This one is about how a simple decision, a mere choice, an action, can change the direction of your life and set you on totally different path.
It's the old drawn out series of connections: “If a butterfly flaps his wings in the Amazon jungle and scares a bird that drops a nut that hits someone in the head who jumps and avoids a poisonous snake...” That sort of thing.
A year ago today, I put down the APBA dice and set aside the 1991 baseball replay game I had started about a month earlier, filled the car's gas tank and before the sun even rose, embarked on the 554-mile trek to northern Illinois to meet a girl I had only spoken to by telephone for the previous month. We had talked about her putting her home on the market and I offered to help her prepare the house for sale by raking her yard, cleaning up the outside, doing whatever was needed.
There was no real intent by me other than to help someone I cared about. Romance? Are you kidding? My confidence level in that sort of thing always had me asking potential dates if they wanted to be my next ex-girlfriend.
She could use the assistance and I needed to get out. That was pretty much the entire motive. Since my wife passed away in 2006, all I had done on my own before was make a few jaunts to St. Louis some four hours away to watch Blues' and Cardinals' games. It was time for a change.
So, I made the decision. I offered.
Obviously, it was weird. A guy suggesting he drive that far just to “help” had all the markings of some episode of Dateline NBC. Reporter Keith Morrison would open the show about mysterious murders by stepping through my Illinois girl's neighborhood, “He was a nice guy who wanted to help,” Morrison would say. “... Or was he?”
But she made her own decision after some brief thought and she accepted, and I headed north.
I arrived in her town shortly after 3:30 p.m., registered with the hotel and called her. She was still getting ready and was a tad late. I watched the end of the Florida-Tennessee football game and waited.
At 5 p.m., she was still getting ready.
At 5:45 p.m., she called and said she was fixing her hair and I could come over in 10 minutes.
At 5:50 p.m., I waited in her driveway for her to come out.
At 6:03 p.m., she came out and I was promptly smitten.
We drove to Wal-Mart and bought toilet seats for her home on our “date.” Despite that blissful first venture, I first felt she didn't like me that much and that I was pretty weird. (Actually, I was weird. I was pretty exhausted from the drive, extremely nervous like a junior high school kid on the first date, way out of practice for even commencing with small talk with a woman and totally out of my league in class. I had about as much chance impressing her as I had of winning a Pulitzer Prize at the newspaper where I worked). I thought I'd clean her yard the next day and then head home, defeated but at least having the chance to have seen Lake Michigan.
But then, I made another decision. I didn't give up. At least I'd have a friend, I thought. And I soldiered on. I decided to stay for the entire five days I had booked the hotel.
The decision worked. After our Wal-Mart venture, we ate at a Cracker Barrel and then she showed me around her town. The following day we went to church and the lake and then watched for a lunar eclipse that night. It was cloudy and we never saw the moon disappear, but I did see love begin to appear slowly.
During the next 10 months, I drove up there 16 times. She sold her house, we moved her stuff out, I hauled her cats down here in May and on June 7, she and her dog moved in with me.
It's been tough at times.
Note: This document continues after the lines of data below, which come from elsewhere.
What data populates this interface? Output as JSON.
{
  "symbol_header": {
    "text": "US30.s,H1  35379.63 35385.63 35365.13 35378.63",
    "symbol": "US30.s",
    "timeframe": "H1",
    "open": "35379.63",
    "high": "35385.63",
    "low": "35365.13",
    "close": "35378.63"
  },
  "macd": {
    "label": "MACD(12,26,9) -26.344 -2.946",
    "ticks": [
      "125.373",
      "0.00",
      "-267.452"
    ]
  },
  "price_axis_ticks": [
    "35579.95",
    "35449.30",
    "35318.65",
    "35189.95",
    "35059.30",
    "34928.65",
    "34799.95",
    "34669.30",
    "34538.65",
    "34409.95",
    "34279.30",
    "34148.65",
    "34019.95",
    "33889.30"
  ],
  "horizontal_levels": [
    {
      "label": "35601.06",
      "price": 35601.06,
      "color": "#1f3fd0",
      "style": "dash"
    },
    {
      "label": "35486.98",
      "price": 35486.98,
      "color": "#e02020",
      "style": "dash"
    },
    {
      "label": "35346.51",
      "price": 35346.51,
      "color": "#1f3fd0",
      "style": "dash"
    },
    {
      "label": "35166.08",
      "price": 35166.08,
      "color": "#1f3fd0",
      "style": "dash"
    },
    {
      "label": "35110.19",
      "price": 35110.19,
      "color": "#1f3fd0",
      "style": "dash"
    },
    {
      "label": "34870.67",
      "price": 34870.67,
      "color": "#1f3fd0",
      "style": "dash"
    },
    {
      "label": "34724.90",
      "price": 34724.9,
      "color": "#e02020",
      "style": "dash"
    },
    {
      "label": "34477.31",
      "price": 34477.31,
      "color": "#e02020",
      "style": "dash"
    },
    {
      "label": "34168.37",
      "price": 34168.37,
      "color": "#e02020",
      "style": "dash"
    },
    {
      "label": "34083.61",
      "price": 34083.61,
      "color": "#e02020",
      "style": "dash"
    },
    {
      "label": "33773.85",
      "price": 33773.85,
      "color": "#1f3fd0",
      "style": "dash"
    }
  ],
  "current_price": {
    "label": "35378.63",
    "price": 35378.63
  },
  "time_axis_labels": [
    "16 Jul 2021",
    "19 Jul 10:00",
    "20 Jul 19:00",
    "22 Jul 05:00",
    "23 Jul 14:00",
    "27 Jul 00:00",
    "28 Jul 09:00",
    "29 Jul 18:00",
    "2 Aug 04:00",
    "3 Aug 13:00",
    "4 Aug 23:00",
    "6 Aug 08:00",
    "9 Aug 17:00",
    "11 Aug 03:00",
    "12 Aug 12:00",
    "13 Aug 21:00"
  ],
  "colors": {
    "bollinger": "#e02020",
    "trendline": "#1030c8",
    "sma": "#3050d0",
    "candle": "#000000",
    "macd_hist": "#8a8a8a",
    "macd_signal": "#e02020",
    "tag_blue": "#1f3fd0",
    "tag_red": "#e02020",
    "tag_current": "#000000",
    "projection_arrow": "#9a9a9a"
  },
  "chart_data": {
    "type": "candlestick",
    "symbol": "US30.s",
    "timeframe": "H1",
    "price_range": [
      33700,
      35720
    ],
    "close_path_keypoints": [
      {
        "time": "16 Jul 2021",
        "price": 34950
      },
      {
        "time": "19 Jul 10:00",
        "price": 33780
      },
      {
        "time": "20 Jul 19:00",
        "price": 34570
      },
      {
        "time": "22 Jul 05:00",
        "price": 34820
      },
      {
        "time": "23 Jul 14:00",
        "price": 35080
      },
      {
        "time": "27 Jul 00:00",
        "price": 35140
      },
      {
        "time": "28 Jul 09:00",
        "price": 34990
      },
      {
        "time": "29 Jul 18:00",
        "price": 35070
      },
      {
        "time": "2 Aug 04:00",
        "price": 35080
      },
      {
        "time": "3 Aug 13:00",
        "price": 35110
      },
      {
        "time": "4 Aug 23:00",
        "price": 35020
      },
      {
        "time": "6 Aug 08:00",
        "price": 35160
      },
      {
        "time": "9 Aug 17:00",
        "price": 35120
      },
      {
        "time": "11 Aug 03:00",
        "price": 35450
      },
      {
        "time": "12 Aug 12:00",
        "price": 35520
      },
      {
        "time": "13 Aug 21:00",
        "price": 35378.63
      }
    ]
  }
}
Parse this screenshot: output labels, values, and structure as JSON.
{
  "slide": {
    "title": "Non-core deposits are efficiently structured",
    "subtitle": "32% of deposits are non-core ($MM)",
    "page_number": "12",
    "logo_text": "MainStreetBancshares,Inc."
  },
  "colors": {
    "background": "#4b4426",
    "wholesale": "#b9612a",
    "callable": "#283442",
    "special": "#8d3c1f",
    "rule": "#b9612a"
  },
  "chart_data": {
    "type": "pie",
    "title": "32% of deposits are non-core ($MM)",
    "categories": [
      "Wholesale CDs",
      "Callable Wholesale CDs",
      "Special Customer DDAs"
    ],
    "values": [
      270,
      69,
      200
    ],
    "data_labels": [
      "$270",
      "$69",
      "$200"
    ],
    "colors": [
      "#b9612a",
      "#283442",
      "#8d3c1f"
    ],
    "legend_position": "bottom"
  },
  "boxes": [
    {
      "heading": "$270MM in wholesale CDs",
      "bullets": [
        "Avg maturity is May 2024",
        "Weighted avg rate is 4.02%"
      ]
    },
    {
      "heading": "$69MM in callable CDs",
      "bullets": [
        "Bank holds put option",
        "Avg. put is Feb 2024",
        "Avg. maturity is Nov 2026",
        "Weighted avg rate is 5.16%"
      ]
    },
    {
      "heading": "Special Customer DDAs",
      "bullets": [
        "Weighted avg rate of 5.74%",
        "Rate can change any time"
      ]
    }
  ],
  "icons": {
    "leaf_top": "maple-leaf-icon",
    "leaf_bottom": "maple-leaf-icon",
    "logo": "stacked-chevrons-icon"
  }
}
The first night we were together, ants invaded the dining room and kitchen, doing a conga line from a patio door to the bowls of cat food. A week later, my air conditioning unit went out which is not a good thing in the steamy climes of Arkansas. Last month, I got sick and ended up in the emergency room with a massive renal infection. Doctors took a CT scan to see if my kidney was trying to crawl out of my body and they pumped morphine in me because of the pain. The bill for that li'l folly is going to be fun.
But it's also been great. We watch Cubs' games on television a lot. We've binge-watched the game show Family Feud and Naked and Afraid to the point of tired hilarity. We play a Trivial Pursuit game we found at a flea market. We cook dinner together and we make bets on where her dog will poop when we walk him around the neighborhood each night. This is my life now.
I still find time to roll the APBA games, albeit at a much, much slower pace.
A year ago, other than noise from the television or the occasional blast of music on my stereo, I had lived in silence for more than 10 years.
Tonight, one of the cats is in heat and yowling like a banshee on crack. The second cat is chasing the first cat around the house. The dog wants to go for his nightly walk and the washing machine is chugging like it does on most days. There is noise in my home now. Blissful noise that signifies I actually have a life. A year ago, I was resigned to the fact I would be alone.
Tonight, I realize how one minute decision, one sudden thought, can change everything and make everything better.